Although many aspects of archaeological research can be repeated in this way, ultimately we are at the mercy of the finite amount of human rubbish that we can pull out of the ground. No matter how many times we measure, sample, analyse and crunch the numbers on a particular assemblage, if the assemblage itself was anomalous it will always give us an anomalous result. We can’t rerun the history that produced that material, or even the process through which we obtained it. So how can we obtain reproducible results from non-replicable observations?
A good place to start would be to look at other observational sciences. Roger Peng’s explanation of the reproducibility crisis chimed with me for that reason:
The replication crisis in science is concentrated in areas where (1) there is a tradition of controlled experimentation and (2) there is relatively little basic theory underpinning the field.
The basic idea is that psychology and medical science are particularly affected by the reproducibility crisis because they are both experimentation-heavy and lack a strong basic theory. Other fields, that have only one of those qualities, or neither are less effected:
On the bottom of Peng’s chart are fields with a unified and well-defined underlying theory, like physics and astronomy. This harks back to Ioannidis’ 2005 paper: basic theory reduces the field of possible hypotheses to test, meaning that if one is fishing for significant p values, it is from a drastically smaller pool, and one that is much more likely to contain true propositions. So far, so obvious – but few sciences are on as rock-solid a footing as physics, and archaeology is certainly not one of them!
But Peng also describes his own field, epidemiology, in the top left of the chart, as having largely been spared the reproducibility crisis, even though it is as theoretically rudderless as medicine or psychology (or archaeology). His contention is that in fields that rely on experimentation, breeds an unreasonable expectation that the results of single experiments (if well-designed and statistically validated) are true. Meanwhile, observational sciences, which are accustomed to the fact that they have little control over their observations and that single results may well be wrong, have already learned the core lesson of the reproducibility crisis: don’t trust that that isn’t replicated.

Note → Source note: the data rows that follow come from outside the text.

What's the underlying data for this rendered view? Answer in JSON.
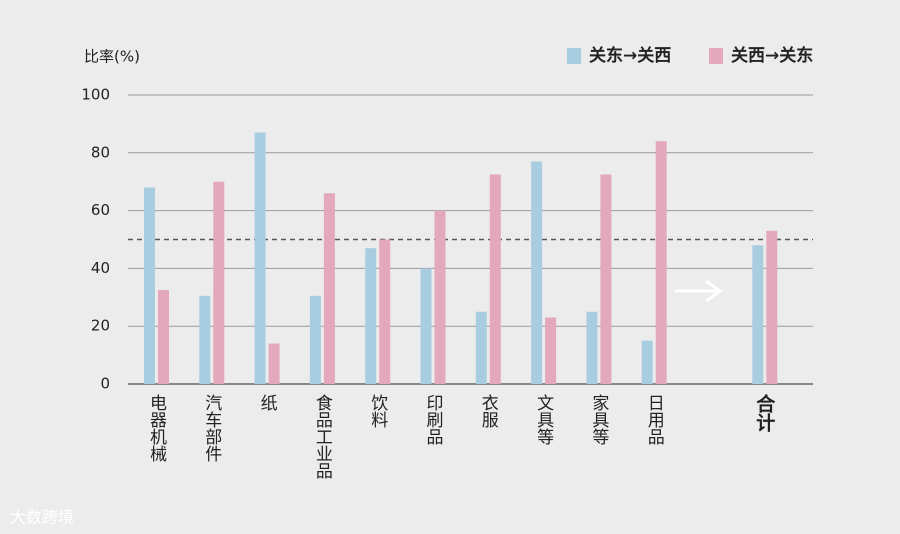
{
  "chart_data": {
    "type": "bar",
    "y_label": "比率(%)",
    "categories": [
      "电器机械",
      "汽车部件",
      "纸",
      "食品工业品",
      "饮料",
      "印刷品",
      "衣服",
      "文具等",
      "家具等",
      "日用品",
      null,
      "合计"
    ],
    "series": [
      {
        "name": "关东→关西",
        "color": "#a9cde0",
        "values": [
          68,
          30.5,
          87,
          30.5,
          47,
          40,
          25,
          77,
          25,
          15,
          null,
          48
        ]
      },
      {
        "name": "关西→关东",
        "color": "#e4a8bc",
        "values": [
          32.5,
          70,
          14,
          66,
          50,
          60,
          72.5,
          23,
          72.5,
          84,
          null,
          53
        ]
      }
    ],
    "ylim": [
      0,
      100
    ],
    "yticks": [
      0,
      20,
      40,
      60,
      80,
      100
    ],
    "grid": true,
    "reference_line": 50,
    "legend": "top-right"
  },
  "watermark": "大数跨境"
}
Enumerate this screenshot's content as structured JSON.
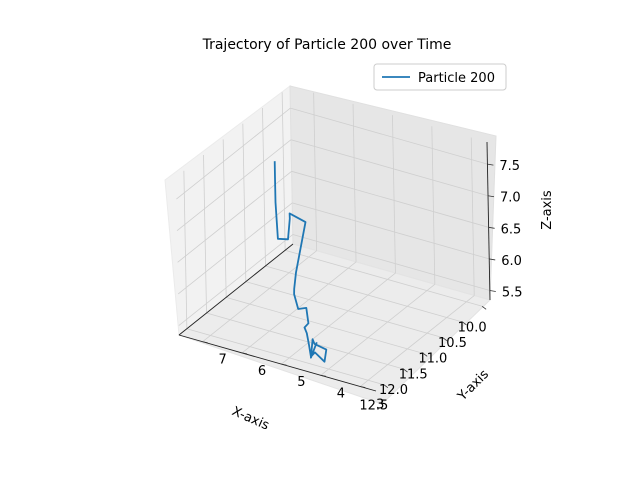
{
  "chart_data": {
    "type": "line",
    "projection": "3d",
    "title": "Trajectory of Particle 200 over Time",
    "xlabel": "X-axis",
    "ylabel": "Y-axis",
    "zlabel": "Z-axis",
    "xticks": [
      "10.0",
      "10.5",
      "11.0",
      "11.5",
      "12.0",
      "12.5"
    ],
    "yticks": [
      "3",
      "4",
      "5",
      "6",
      "7"
    ],
    "zticks": [
      "5.5",
      "6.0",
      "6.5",
      "7.0",
      "7.5"
    ],
    "xlim": [
      9.8,
      12.7
    ],
    "ylim": [
      2.6,
      7.6
    ],
    "zlim": [
      5.35,
      7.85
    ],
    "grid": true,
    "legend": {
      "position": "upper-right"
    },
    "series": [
      {
        "name": "Particle 200",
        "color": "#1f77b4",
        "points": [
          [
            11.3,
            6.5,
            7.6
          ],
          [
            11.25,
            6.55,
            7.3
          ],
          [
            11.3,
            6.5,
            6.95
          ],
          [
            11.55,
            6.2,
            6.55
          ],
          [
            11.2,
            6.3,
            6.35
          ],
          [
            10.85,
            6.6,
            6.45
          ],
          [
            10.95,
            6.5,
            6.6
          ],
          [
            10.9,
            6.15,
            6.5
          ],
          [
            11.5,
            5.7,
            6.4
          ],
          [
            11.85,
            5.45,
            6.3
          ],
          [
            12.1,
            5.25,
            6.2
          ],
          [
            12.3,
            5.05,
            6.25
          ],
          [
            12.4,
            4.85,
            6.1
          ],
          [
            12.1,
            4.95,
            5.95
          ],
          [
            12.3,
            4.7,
            5.85
          ],
          [
            12.35,
            4.75,
            5.8
          ],
          [
            12.1,
            4.95,
            5.55
          ],
          [
            12.2,
            4.8,
            5.45
          ],
          [
            12.4,
            4.55,
            5.4
          ],
          [
            12.2,
            4.65,
            5.35
          ],
          [
            12.65,
            3.95,
            5.55
          ],
          [
            12.65,
            3.9,
            5.75
          ],
          [
            12.55,
            4.3,
            5.72
          ],
          [
            12.35,
            4.55,
            5.65
          ],
          [
            12.5,
            4.45,
            5.45
          ],
          [
            11.95,
            4.85,
            5.35
          ]
        ]
      }
    ]
  }
}
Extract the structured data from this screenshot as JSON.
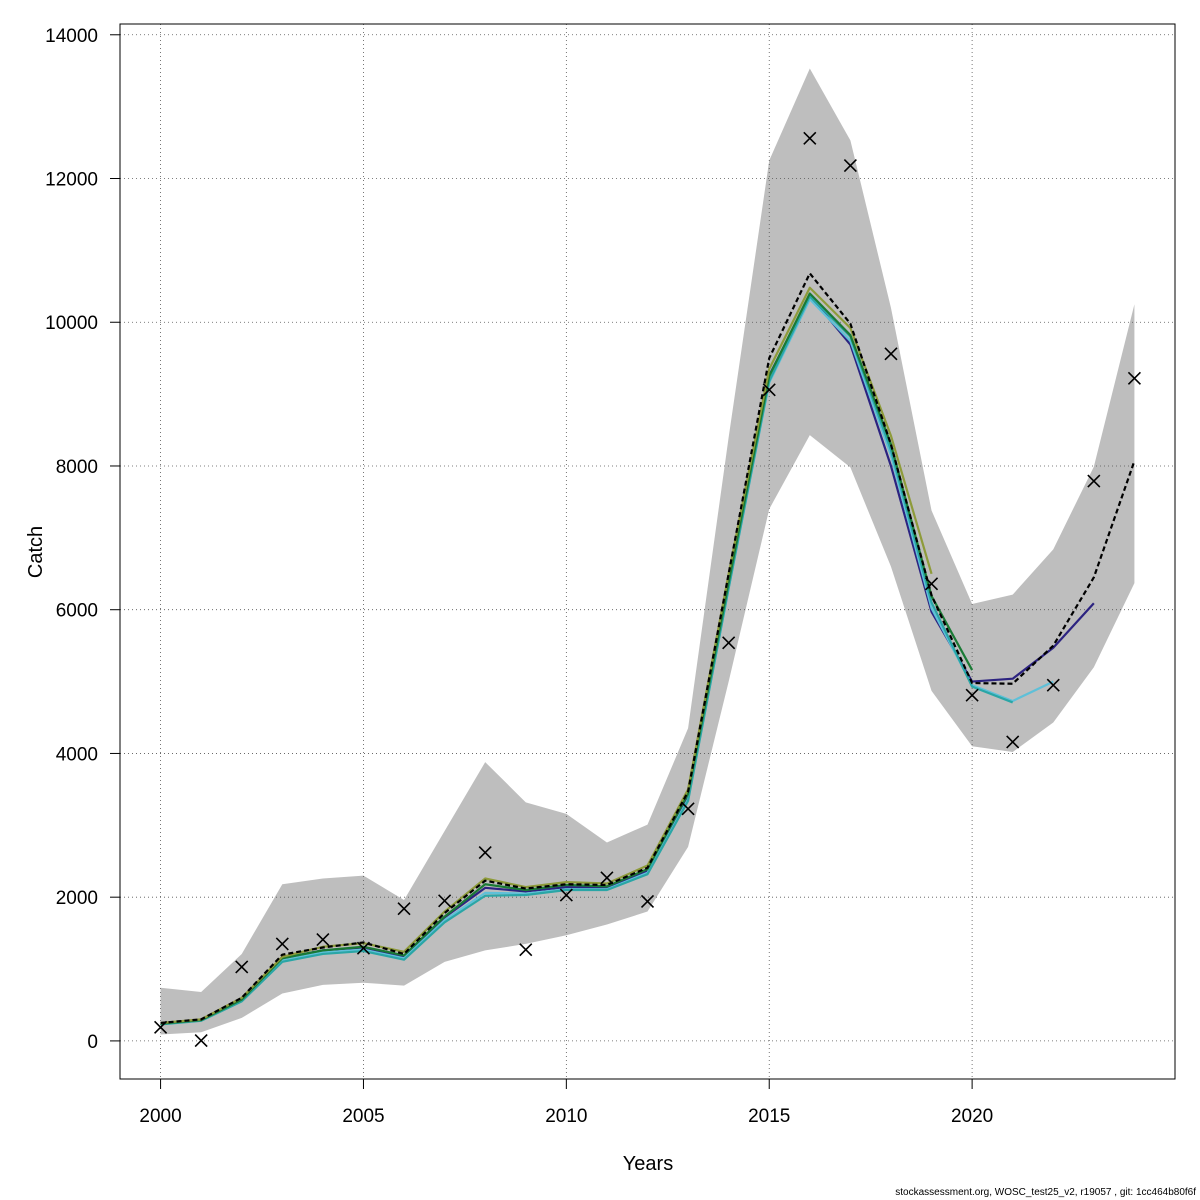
{
  "chart_data": {
    "type": "line",
    "title": "",
    "xlabel": "Years",
    "ylabel": "Catch",
    "xlim": [
      1999,
      2025
    ],
    "ylim": [
      -530,
      14150
    ],
    "x_ticks": [
      2000,
      2005,
      2010,
      2015,
      2020
    ],
    "y_ticks": [
      0,
      2000,
      4000,
      6000,
      8000,
      10000,
      12000,
      14000
    ],
    "grid": true,
    "legend": "none",
    "band": {
      "color": "#bebebe",
      "x": [
        2000,
        2001,
        2002,
        2003,
        2004,
        2005,
        2006,
        2007,
        2008,
        2009,
        2010,
        2011,
        2012,
        2013,
        2014,
        2015,
        2016,
        2017,
        2018,
        2019,
        2020,
        2021,
        2022,
        2023,
        2024
      ],
      "lower": [
        90,
        120,
        320,
        660,
        780,
        810,
        770,
        1100,
        1260,
        1350,
        1470,
        1620,
        1800,
        2700,
        5000,
        7400,
        8430,
        7980,
        6600,
        4870,
        4100,
        4020,
        4430,
        5200,
        6370
      ],
      "upper": [
        740,
        680,
        1210,
        2180,
        2260,
        2300,
        1960,
        2920,
        3880,
        3320,
        3160,
        2760,
        3010,
        4350,
        8400,
        12250,
        13530,
        12530,
        10200,
        7380,
        6080,
        6210,
        6840,
        7990,
        10250
      ]
    },
    "series": [
      {
        "color": "#2c2380",
        "x": [
          2000,
          2001,
          2002,
          2003,
          2004,
          2005,
          2006,
          2007,
          2008,
          2009,
          2010,
          2011,
          2012,
          2013,
          2014,
          2015,
          2016,
          2017,
          2018,
          2019,
          2020,
          2021,
          2022,
          2023
        ],
        "values": [
          240,
          290,
          570,
          1150,
          1260,
          1300,
          1170,
          1720,
          2130,
          2080,
          2140,
          2130,
          2370,
          3420,
          6400,
          9260,
          10370,
          9690,
          8000,
          5970,
          5000,
          5040,
          5470,
          6090
        ]
      },
      {
        "color": "#5fc0d8",
        "x": [
          2000,
          2001,
          2002,
          2003,
          2004,
          2005,
          2006,
          2007,
          2008,
          2009,
          2010,
          2011,
          2012,
          2013,
          2014,
          2015,
          2016,
          2017,
          2018,
          2019,
          2020,
          2021,
          2022
        ],
        "values": [
          235,
          285,
          560,
          1120,
          1230,
          1270,
          1150,
          1680,
          2060,
          2050,
          2110,
          2110,
          2340,
          3360,
          6300,
          9160,
          10320,
          9740,
          8150,
          6020,
          4950,
          4730,
          5000
        ]
      },
      {
        "color": "#2aa6a6",
        "x": [
          2000,
          2001,
          2002,
          2003,
          2004,
          2005,
          2006,
          2007,
          2008,
          2009,
          2010,
          2011,
          2012,
          2013,
          2014,
          2015,
          2016,
          2017,
          2018,
          2019,
          2020,
          2021
        ],
        "values": [
          230,
          280,
          550,
          1100,
          1210,
          1250,
          1130,
          1650,
          2020,
          2030,
          2100,
          2100,
          2320,
          3340,
          6300,
          9180,
          10360,
          9800,
          8220,
          6100,
          4930,
          4710
        ]
      },
      {
        "color": "#1a7a35",
        "x": [
          2000,
          2001,
          2002,
          2003,
          2004,
          2005,
          2006,
          2007,
          2008,
          2009,
          2010,
          2011,
          2012,
          2013,
          2014,
          2015,
          2016,
          2017,
          2018,
          2019,
          2020
        ],
        "values": [
          240,
          290,
          575,
          1150,
          1260,
          1310,
          1190,
          1730,
          2180,
          2100,
          2170,
          2150,
          2390,
          3440,
          6380,
          9250,
          10400,
          9820,
          8300,
          6190,
          5160
        ]
      },
      {
        "color": "#8e9b3a",
        "x": [
          2000,
          2001,
          2002,
          2003,
          2004,
          2005,
          2006,
          2007,
          2008,
          2009,
          2010,
          2011,
          2012,
          2013,
          2014,
          2015,
          2016,
          2017,
          2018,
          2019
        ],
        "values": [
          250,
          300,
          600,
          1170,
          1310,
          1360,
          1240,
          1800,
          2260,
          2140,
          2210,
          2190,
          2440,
          3500,
          6500,
          9350,
          10480,
          9920,
          8420,
          6500
        ]
      },
      {
        "color": "#000000",
        "dashed": true,
        "x": [
          2000,
          2001,
          2002,
          2003,
          2004,
          2005,
          2006,
          2007,
          2008,
          2009,
          2010,
          2011,
          2012,
          2013,
          2014,
          2015,
          2016,
          2017,
          2018,
          2019,
          2020,
          2021,
          2022,
          2023,
          2024
        ],
        "values": [
          250,
          300,
          600,
          1200,
          1300,
          1370,
          1210,
          1780,
          2230,
          2120,
          2180,
          2170,
          2410,
          3470,
          6500,
          9500,
          10680,
          9980,
          8300,
          6200,
          4980,
          4970,
          5500,
          6450,
          8070
        ]
      }
    ],
    "observed": {
      "marker": "x",
      "x": [
        2000,
        2001,
        2002,
        2003,
        2004,
        2005,
        2006,
        2007,
        2008,
        2009,
        2010,
        2011,
        2012,
        2013,
        2014,
        2015,
        2016,
        2017,
        2018,
        2019,
        2020,
        2021,
        2022,
        2023,
        2024
      ],
      "y": [
        190,
        5,
        1030,
        1350,
        1410,
        1290,
        1840,
        1950,
        2620,
        1270,
        2030,
        2270,
        1940,
        3230,
        5540,
        9060,
        12560,
        12180,
        9560,
        6360,
        4810,
        4160,
        4950,
        7790,
        9220
      ]
    }
  },
  "footer": "stockassessment.org, WOSC_test25_v2, r19057 , git: 1cc464b80f6f"
}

This seems promising: is archaeology, as an observational science, also immune to the reproducibility crisis? It got me thinking about whether we have a tradition of “observational scepticism” in archaeology. That is, do we hold off on accepting an observation as reliable until we have seen similar observations from multiple places? I’m not sure what the answer is. Certainly I think there is a tendency for archaeologists to construct narratives of prehistory from the tales of certain iconic and well-studied sites, which may well be leading us astray. At the same time, we have a long tradition of regional synthesis and typological thinking, which should counteract the effect of some anomalous results.
Archaeology and the reproducibility crisis
Either way, I think Peng’s take on the reproducibility crisis has a lot of relevance for archaeologists. We don’t have experiments we can rerun and we won’t have an underlying basic theory any time soon. Putting more impetus behind the drive towards open science and reproducible analyses can only be a good thing; but if we are going to preserve our corner of the basement from the reproducibility crisis, we need to become (or emphasise that we already are) observational sceptics.